My Best Friend's Wedding - Rated - TEPID

There's a scene in My Best Friend's Wedding which involves an ice sculpture of Michaelangelo's David. I thought this movie was a lot like an ice sculpture - decorative, initially impressive, but after a while... nothing at all. I thought I'd better write this review straight away or I'd forget the movie before I got my impressions down.

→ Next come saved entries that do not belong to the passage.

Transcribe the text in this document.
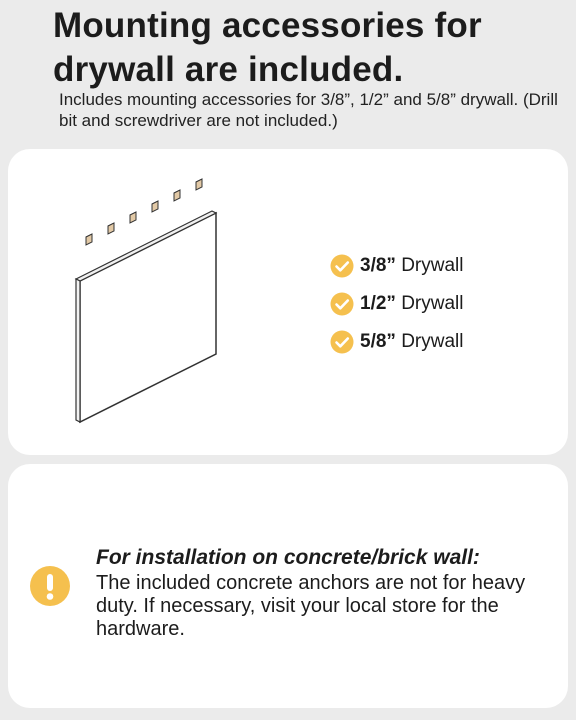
Mounting accessories for drywall are included.

Includes mounting accessories for 3/8”, 1/2” and 5/8” drywall. (Drill bit and screwdriver are not included.)

3/8” Drywall
1/2” Drywall
5/8” Drywall
For installation on concrete/brick wall:

The included concrete anchors are not for heavy duty. If necessary, visit your local store for the hardware.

My impressions: well, first and foremost: teeth. Acres and acres of perfect teeth. Julia Roberts' teeth are as awesome as ever (even though she smokes a bit in the film - the horror!). Then we have the incredibly perfect-looking Cameron Diaz as the bride-to-be. Her teeth are, of course, perfect, and just like pearls. The groom-to-be is played by Dermot Mulroney, who also has excellent teeth. Rachel Griffiths, the Australian actress who starred in Muriel's Wedding has a supporting role here. I seem to remember she has interestingly crooked (but nice) teeth. But now her teeth are perfect. And even Rupert Everett gives the impression that he has great teeth too - but that couldn't be true, because he's English.

I could go on in this vein about lips as well (this is a Julia Roberts movie - and Dermot Mulroney has the cutest scar on his upper lip), but you get the idea. The director, Australian PJ Hogan, seems to be absolutely in love with his very attractive cast - his camera is almost always down their throats.

It's strange - the things that I remember most about this film are the cosmetic things - the clothes, the makeup, the wedding decorations, the funny seafood-theme restaurant trappings, and the extras. There are lots of extras in this film, because there are lots of crowd scenes: airports, restaurants, a train station and wedding parties. And even though the extras come in all shapes, sizes, colours and ages, they all look like extras. They are all clean, well groomed, and well distributed through all demographic groups. But they are extras, not people.

Now you might think I'm being really picky, but my point is this: I didn't really believe anything in this film. I don't just mean I wasn't convinced that things would turn out OK - I never thought any of (I Love) Lucy's harebrained schemes would work out either. But I believed in Lucy. I knew she wasn't being mean or vindictive each week, when she did all the nutty and dishonest and hopelessly doomed things she did in order to achieve some ludicrous result, without Ricky finding out. I knew it would all come tumbling down around her. And I knew that things would turn out all right in the end. But with Julia, things just don't ring true. You don't ever....well, let's just say that Julia's no Lucille Ball.

But that Cameron she could very well be the new Lucy. I believed everything she said and did. And she seemed always to be on the verge of hysteria at the same time as being in complete control - much like Lucy really. I Love Cameron!

Rupert Everett is very funny too, giving comic support that rivals even Vivian Vance and William Frawley. He does some outrageous mugging, and he gets to deliver one of the greatest closing lines of recent cinematic memory. . But PJ Hogan spoils the effect by allowing Julia to finish with two or three full-on grins which are completely gratuitous. Yuk!

So there's lots of fun, but there are problems too. Major ones, like throwing away many of the visual jokes, and quite a few of the joke lines too because of poor comic timing. In the (very full) cinema I was in, many of the best jokes met with near silence. This is a real problem in a comedy! The Dionne Warwick songs are fun, but the rest of the film's score (by the increasingly-ubiquitous James Newton Howard) is irritating and predictable.

In summary, My Best Friend's Wedding is not a failure, but it's not a success either, by my standards. Still, see it anyway: we must support Australian directors.